Railway station in South Australia, Australia

Strathalbyn railway station is a preserved railway station in the southeastern edge of the Adelaide Hills, South Australia, on the broad gauge Victor Harbor line, formerly operated by South Australian Railways and its successor, Australian National.

==History==
Strathalbyn railway station opened in 1869 when the railway line was extended northwards towards Stathalbyn from Goolwa. The connection from Mount Barker reached the town in 1884 completing the railway line. Until 1884, trains south of Strathalbyn were hauled by horse power, but between 1883 and 1885 the section to Currency Creek was rebuilt to steam railway standards. The station building was constructed from Aldgate freestone during 1883. It was a variation of a standard design used at a number of SA locations and included a Stationmaster's quarters within the main building at the southern end. A stone goods shed was built in 1884.

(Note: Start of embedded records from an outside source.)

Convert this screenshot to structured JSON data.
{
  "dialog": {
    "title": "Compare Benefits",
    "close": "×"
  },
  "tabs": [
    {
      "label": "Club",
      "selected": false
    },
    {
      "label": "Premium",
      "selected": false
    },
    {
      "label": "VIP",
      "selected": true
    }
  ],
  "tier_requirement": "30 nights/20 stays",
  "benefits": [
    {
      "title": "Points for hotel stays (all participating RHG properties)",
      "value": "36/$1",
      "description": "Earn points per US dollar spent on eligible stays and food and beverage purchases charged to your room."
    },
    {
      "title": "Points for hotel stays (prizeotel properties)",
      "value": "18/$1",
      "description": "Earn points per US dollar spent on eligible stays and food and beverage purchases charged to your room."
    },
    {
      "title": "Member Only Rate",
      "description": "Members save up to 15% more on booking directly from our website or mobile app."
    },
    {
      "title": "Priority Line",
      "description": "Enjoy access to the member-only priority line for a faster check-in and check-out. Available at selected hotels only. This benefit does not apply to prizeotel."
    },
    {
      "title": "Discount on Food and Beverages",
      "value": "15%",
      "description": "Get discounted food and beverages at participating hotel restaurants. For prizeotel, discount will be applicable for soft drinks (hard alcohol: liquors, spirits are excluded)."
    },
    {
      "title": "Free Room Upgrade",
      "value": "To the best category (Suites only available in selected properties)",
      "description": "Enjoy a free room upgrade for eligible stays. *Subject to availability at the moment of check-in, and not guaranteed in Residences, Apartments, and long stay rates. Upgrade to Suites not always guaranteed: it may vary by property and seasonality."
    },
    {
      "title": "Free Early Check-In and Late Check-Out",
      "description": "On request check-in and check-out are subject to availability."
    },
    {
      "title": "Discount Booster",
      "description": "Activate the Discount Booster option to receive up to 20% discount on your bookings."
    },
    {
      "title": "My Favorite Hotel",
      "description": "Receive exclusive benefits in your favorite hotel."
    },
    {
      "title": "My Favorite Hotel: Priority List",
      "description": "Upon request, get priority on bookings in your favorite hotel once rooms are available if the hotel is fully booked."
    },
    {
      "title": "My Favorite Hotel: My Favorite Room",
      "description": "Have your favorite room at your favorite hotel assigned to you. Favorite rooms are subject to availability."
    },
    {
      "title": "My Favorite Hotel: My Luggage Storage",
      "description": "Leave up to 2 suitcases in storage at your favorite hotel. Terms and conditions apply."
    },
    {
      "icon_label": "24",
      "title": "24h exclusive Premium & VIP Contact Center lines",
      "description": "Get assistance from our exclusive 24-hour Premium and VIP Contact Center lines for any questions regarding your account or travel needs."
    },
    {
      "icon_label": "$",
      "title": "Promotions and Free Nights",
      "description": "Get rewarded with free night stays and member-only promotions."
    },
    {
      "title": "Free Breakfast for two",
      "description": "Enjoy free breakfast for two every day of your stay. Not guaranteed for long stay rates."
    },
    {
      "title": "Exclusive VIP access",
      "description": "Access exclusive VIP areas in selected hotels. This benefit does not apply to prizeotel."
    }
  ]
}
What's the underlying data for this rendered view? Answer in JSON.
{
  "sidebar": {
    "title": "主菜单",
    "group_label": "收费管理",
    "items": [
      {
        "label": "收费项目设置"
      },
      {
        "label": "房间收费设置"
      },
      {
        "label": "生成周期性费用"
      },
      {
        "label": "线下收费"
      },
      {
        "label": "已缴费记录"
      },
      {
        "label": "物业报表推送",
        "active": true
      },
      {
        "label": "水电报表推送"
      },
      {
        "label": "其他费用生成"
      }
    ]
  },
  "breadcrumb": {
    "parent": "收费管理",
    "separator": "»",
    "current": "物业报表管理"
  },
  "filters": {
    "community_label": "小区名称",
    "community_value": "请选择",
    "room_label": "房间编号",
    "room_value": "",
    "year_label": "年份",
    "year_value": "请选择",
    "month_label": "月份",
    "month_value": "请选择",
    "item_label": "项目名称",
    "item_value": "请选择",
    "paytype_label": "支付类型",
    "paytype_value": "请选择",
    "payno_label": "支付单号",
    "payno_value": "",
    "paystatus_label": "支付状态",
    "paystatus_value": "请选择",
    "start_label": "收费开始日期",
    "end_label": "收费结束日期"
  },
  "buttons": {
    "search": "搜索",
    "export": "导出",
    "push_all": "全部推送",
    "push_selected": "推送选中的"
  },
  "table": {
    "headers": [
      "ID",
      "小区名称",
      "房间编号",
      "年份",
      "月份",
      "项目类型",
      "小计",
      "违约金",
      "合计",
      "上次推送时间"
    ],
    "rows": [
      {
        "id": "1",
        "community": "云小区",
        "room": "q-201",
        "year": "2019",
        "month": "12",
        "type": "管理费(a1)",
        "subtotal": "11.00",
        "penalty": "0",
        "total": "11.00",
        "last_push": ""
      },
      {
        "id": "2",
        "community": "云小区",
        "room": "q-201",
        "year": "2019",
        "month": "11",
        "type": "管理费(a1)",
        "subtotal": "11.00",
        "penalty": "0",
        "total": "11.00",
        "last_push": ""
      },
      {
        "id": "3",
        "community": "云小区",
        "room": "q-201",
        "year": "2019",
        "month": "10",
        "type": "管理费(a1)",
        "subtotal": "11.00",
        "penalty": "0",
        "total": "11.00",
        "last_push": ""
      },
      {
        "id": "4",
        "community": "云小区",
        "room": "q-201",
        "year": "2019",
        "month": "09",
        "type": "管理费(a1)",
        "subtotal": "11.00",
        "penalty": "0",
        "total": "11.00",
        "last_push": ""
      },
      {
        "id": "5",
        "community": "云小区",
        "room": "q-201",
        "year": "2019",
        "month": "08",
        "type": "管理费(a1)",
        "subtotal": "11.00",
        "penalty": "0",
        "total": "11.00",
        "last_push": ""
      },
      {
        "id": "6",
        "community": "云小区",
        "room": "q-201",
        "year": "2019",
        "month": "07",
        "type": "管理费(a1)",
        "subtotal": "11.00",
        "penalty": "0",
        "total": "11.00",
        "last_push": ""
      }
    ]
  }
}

Regular Australian National freight services ended in 1980 along with regular passenger services in 1984, largely because of the circuitous rail route between Adelaide and Victor Harbor and increasing ownership of motor cars.

==Present-day use==
In 1989, a not-for-profit railway preservation organisation, SteamRanger, was established by the Australian Railway Historical Society to operate its heritage train tours from Adelaide to Victor Harbor through the station. Six years later, as part of the One Nation infrastructure program, the main line between Adelaide and Melbourne was converted to standard gauge, leaving Steamranger's depot at Dry Creek in metropolitan Adelaide isolated. In a major project, all of SteamRanger's locomotives, rolling stock and infrastructure were moved to Mount Barker station. The station was restored in recent years, the building is now shared between SteamRanger and local Arts and Crafts organisations who operate a small shop, art gallery and local information centre.